Our investment strategies harness the leadership and investment ideas generated by our 5-member internal Investment Committee. Our committee meets every two weeks for a deep dive on all our investment portfolios and positions owned by our clients. This allows us to be dynamic whether that means working to allocate to areas of the market where we see opportunity or being timely in raising and investing cash for clients.

We build all our investment recommendations from the foundation of a long-term personalized plan. It has been said, “failing to plan is planning to fail” and we wholeheartedly believe this applies to investing. In the business of wealth management, it is our goal to align the long-term outcomes of the portfolio with the objectives of our clients. As a result, we aim to establish a personal connection with our clients, so our team can construct the best financial plan possible.

Our commitment to Goals-Based Planning drives our primary investment focus: Long-Term Strategic Asset Allocation. Research shows that one’s asset allocation chosen across stocks, bonds, cash, and alternative strategies matters much more to returns than individual security selection. Because of this, we dedicate significant time to identifying a suitable asset allocation and risk exposure for each client.

Through the decades, our team has found that alongside asset allocation another primary driver of returns is an investor’s emotions and behavior throughout time. In fact, buying and selling at the wrong times has been shown to cause a nearly 3% annual gap between mutual fund returns and the returns of mutual fund investors.*

We believe the solution to this problem is investor education, and therefore we work with our clients to identify potential behavioral pitfalls before they occur. We also customize our portfolio solutions because every client is different. Even though client goals may be the same, the “volatility”, or change in value, they are willing to accept may vary widely. Combined, we believe these strategies have the ability to close the gap between client portfolio and market returns over time.

Finally, while we are predominantly long-term asset allocators, we believe that the market makes many of the same behavioral mistakes as individual investors. As a result, we aim to establish market dislocations as an opportunity to buy into undervalued asset classes whose higher return potential can help work toward the long-term goals and objectives of our clients.

*Quantitative Analysis of Investor Behavior by Dalbar, Inc. (2017)

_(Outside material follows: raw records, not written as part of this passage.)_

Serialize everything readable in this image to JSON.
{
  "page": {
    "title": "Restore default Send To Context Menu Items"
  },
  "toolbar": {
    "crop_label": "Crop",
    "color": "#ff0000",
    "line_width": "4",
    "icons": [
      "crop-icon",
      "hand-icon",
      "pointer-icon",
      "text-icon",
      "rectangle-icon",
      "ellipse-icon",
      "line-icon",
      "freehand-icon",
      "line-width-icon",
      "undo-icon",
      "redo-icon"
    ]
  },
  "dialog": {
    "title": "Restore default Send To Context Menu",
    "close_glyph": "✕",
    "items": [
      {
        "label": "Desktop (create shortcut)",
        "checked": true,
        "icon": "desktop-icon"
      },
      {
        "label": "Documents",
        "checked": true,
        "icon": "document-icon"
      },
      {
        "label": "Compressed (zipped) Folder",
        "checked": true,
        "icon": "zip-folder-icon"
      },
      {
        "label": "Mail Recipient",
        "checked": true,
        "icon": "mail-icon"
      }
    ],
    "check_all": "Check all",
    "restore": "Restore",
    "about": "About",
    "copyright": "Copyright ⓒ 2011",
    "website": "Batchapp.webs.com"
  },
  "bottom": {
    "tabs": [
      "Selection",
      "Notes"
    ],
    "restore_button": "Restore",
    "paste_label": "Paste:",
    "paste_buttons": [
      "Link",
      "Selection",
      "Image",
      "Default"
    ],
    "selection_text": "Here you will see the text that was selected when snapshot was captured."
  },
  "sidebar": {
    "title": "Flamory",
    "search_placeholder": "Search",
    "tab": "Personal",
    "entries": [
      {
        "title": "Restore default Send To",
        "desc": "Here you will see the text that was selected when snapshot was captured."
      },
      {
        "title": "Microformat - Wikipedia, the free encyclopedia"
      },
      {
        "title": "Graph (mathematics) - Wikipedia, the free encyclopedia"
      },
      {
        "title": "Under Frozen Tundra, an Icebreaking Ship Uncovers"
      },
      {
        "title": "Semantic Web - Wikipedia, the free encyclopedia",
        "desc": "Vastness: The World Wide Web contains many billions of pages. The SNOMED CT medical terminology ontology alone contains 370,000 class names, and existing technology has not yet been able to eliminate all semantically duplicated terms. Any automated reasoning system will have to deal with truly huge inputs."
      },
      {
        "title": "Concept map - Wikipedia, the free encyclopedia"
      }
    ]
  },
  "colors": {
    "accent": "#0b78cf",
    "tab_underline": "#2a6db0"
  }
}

**Content in this material is for general information only and not intended to provide specific advice or recommendations for any individual. All performance referenced is historical and is no guarantee of future results. All indices are unmanaged and may not be invested into directly. No strategy assures a profit or protects against loss. Investing involves risk including loss of principal.**

*DALBAR’s year Quantitative Analysis of Investor Behavor (QAIB) study examines real investor returns from equity, fixed income and money market mutual funds from January 2007 through December 2016. The study was originally conducted by DALBAR, Inc. in 1994 and was the first to investigate how mutual fund investors’ behavior affects the returns they actually earn.